The Romney campaign has recently captured headlines with its absurd and untrue claim that the Obama campaign is trying to suppress the rights of military voters. The real story from Ohio is how cutbacks to early voting will disproportionately disenfranchise African-American voters in Ohio’s most populous counties. African-Americans, who supported Obama over McCain by 95 points in Ohio, comprise 28 percent of the population of Cleveland’s Cuyahoga County but accounted for 56 percent of early voters in 2008, according to research done by Norman Robbins of the Northeast Ohio Voter Advocates and Mark Salling of Cleveland State University. In Columbus’s Franklin County, African-Americans comprise 20 percent of the population but made up 34 percent of early voters.
Now, in heavily Democratic cities like Cleveland, Columbus, Akron and Toledo, early voting hours will be limited to 8 am until 5 pm on weekdays beginning on October 1, with no voting at night or during the weekend, when it’s most convenient for working people to vote. Republican election commissioners have blocked Democratic efforts to expand early voting hours in these counties, where the board of elections are split equally between Democratic and Republican members. Ohio Republican Secretary of State Jon Husted has broken the tie by intervening on behalf of his fellow Republicans. (According to the Board of Elections, 82% of early voters in Franklin County voted early on nights or weekends, which Republicans have curtailed. The number who voted on nights or weekends was nearly 50% in Cuyahoga County.)
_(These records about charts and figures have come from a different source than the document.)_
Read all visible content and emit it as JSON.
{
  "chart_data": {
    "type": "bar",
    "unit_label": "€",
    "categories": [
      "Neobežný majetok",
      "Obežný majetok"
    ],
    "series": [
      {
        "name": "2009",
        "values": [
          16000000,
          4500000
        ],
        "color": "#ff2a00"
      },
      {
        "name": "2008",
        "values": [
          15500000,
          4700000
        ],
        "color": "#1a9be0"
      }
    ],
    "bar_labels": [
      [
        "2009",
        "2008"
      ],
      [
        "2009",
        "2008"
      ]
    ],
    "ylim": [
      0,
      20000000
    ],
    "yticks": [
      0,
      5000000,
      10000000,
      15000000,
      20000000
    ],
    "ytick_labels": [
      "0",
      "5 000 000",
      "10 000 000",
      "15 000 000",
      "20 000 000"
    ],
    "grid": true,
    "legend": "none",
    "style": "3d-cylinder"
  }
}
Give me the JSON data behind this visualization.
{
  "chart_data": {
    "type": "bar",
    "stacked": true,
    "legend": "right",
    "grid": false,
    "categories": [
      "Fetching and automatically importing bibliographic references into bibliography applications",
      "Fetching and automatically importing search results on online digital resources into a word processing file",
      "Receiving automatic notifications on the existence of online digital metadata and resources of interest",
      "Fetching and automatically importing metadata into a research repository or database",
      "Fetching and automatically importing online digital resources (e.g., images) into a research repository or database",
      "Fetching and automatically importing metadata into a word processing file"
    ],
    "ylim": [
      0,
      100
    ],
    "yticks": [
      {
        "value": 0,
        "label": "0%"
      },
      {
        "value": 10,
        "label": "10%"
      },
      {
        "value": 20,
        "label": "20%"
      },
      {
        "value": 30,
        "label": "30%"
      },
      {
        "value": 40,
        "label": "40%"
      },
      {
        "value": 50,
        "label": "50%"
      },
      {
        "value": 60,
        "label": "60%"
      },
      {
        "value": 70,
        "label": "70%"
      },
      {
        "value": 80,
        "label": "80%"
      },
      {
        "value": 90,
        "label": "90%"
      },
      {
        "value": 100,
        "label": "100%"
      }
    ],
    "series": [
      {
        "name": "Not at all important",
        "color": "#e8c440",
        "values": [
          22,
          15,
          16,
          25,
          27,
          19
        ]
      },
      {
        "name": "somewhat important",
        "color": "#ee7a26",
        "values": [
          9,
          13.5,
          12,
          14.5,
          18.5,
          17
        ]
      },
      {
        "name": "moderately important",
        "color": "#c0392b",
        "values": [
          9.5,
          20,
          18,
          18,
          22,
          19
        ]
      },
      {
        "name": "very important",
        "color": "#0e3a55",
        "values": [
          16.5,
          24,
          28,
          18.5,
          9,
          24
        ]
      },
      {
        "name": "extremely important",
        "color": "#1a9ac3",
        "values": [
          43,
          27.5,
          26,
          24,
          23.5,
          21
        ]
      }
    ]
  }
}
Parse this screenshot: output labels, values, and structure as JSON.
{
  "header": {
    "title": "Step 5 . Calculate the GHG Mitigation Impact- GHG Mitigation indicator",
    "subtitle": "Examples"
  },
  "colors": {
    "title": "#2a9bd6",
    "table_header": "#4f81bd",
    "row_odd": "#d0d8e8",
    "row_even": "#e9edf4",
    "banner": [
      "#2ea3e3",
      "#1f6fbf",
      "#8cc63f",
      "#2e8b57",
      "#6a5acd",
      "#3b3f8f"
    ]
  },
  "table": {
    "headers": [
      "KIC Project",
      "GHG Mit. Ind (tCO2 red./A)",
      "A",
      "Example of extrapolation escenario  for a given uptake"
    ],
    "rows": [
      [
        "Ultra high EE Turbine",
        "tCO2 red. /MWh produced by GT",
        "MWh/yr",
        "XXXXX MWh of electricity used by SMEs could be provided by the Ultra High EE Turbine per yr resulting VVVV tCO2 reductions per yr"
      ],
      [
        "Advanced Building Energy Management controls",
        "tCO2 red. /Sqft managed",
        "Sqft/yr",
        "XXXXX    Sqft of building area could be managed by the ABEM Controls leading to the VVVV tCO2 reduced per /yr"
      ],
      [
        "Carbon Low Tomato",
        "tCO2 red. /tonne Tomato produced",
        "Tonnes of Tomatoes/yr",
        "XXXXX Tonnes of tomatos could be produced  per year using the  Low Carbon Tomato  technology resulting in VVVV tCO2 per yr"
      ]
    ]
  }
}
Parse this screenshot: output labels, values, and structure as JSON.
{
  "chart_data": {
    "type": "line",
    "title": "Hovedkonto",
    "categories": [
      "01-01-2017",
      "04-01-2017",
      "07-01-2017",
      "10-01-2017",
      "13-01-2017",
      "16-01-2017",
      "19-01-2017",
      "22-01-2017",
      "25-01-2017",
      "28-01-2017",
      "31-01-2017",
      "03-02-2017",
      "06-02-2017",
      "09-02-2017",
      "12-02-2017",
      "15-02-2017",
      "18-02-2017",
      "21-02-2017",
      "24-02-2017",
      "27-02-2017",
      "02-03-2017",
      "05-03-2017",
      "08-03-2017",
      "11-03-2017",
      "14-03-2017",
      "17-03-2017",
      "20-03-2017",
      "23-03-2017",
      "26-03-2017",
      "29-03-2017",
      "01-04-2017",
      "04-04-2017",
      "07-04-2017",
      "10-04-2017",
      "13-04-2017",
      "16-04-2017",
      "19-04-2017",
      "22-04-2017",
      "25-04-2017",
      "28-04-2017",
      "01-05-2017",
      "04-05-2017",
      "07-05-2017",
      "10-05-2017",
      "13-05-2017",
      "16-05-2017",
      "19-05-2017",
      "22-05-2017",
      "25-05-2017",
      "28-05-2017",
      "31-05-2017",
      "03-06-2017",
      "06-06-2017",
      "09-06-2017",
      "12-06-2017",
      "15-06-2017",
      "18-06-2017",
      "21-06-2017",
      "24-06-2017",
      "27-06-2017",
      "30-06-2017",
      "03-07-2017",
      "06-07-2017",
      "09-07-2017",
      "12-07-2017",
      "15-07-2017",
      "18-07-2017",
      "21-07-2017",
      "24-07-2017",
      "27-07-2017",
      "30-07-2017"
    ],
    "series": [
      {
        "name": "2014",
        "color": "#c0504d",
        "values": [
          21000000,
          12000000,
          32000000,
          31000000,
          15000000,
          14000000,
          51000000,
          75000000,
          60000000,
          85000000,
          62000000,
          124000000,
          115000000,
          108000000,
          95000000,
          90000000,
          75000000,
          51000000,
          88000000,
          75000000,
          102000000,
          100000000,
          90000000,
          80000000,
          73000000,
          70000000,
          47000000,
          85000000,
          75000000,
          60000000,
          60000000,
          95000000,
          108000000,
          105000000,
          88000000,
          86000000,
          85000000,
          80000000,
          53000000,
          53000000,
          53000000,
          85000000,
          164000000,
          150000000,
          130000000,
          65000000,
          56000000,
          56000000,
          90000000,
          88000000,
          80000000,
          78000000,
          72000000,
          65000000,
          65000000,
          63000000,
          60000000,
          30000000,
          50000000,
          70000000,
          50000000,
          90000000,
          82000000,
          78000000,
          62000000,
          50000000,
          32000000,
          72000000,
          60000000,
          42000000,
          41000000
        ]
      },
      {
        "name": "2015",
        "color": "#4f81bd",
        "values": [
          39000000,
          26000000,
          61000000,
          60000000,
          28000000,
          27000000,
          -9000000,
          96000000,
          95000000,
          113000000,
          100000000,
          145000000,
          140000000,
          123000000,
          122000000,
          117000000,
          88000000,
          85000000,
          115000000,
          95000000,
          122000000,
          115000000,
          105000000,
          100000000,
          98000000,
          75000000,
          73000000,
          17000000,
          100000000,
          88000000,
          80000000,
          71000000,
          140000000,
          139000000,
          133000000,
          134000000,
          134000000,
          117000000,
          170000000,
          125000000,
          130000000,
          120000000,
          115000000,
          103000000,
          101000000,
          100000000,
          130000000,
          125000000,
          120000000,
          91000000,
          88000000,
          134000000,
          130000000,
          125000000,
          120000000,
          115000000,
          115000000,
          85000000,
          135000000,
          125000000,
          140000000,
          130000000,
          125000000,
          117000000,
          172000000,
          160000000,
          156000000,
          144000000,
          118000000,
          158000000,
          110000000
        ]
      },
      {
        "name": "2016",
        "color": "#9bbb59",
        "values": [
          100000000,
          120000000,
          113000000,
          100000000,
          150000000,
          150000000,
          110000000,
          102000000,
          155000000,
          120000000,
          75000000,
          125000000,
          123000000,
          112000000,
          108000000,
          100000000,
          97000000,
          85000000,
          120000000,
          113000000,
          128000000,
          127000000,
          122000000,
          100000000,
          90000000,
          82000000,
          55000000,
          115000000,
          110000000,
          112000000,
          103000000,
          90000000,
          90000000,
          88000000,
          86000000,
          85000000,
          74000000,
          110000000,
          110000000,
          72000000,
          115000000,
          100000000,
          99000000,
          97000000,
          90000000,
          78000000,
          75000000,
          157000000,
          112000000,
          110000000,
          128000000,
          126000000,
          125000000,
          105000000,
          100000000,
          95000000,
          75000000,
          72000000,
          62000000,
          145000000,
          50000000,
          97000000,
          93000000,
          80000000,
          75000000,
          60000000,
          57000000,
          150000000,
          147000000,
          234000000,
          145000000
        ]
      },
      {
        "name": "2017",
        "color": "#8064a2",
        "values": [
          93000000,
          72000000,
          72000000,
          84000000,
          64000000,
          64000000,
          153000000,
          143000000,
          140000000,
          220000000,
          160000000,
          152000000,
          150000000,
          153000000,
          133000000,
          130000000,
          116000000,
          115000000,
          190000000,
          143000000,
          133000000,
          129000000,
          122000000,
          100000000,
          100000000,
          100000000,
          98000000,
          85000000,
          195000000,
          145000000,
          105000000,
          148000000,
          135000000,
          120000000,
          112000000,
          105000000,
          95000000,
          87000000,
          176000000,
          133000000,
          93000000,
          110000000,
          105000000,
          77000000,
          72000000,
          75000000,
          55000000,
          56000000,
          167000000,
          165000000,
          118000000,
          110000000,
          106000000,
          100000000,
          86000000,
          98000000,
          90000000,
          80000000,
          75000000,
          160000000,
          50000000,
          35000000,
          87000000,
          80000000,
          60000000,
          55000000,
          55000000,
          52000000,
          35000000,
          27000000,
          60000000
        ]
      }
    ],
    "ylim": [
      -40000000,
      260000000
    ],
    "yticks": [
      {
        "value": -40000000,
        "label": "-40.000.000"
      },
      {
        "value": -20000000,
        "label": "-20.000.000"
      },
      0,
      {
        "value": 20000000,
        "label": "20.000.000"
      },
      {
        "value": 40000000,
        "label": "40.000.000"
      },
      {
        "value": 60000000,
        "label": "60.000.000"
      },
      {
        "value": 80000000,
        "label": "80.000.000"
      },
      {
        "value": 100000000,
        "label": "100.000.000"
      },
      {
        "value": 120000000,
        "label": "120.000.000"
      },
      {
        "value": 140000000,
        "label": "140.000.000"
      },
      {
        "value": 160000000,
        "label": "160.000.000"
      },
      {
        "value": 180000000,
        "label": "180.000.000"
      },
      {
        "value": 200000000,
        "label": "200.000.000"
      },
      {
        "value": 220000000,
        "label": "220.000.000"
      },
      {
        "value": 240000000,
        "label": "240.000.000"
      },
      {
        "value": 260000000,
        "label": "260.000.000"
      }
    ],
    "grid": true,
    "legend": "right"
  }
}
“I cannot create unequal access from one county board to another, and I must also keep in mind resources available to each county,” Husted said in explaining his decision to deny expanded early voting hours in heavily Democratic counties. Yet in solidly Republican counties like Warren and Butler, GOP election commissioners have approved expanded early voting hours on nights and weekends. Noted the Cincinnati Enquirer: “The counties where Husted has joined other Republicans to deny expanded early voting strongly backed then-candidate Barack Obama in 2008, while most of those where the extra hours will stand heavily supported GOP nominee John McCain.” Moreover, budget constraints have not stopped Republican legislators from passing costly voter ID laws across the map since 2010.
The cutbacks in early voting in Ohio are part of a broader push by Republicans to restrict the right to vote for millions of Americans, particularly those who voted for Obama. “The Republicans remember those long lines outside board of elections last time in the evenings and on weekends,” Tim Burke, Democratic Party chairman in Cincinnati’s Hamilton County, told the Enquirer. “The lines were overwhelmingly African-American, and it’s pretty obvious that the people were predominately—very predominately Obama voters. The Republicans don’t want that to happen again. It’s that simple.”
Ohio in 2012 is at risk of heading back to the dark days of 2004. “Voting—America’s most precious right and the foundation for all others—is a fragile civic exercise for many Ohioans,” the Enquirer wrote recently.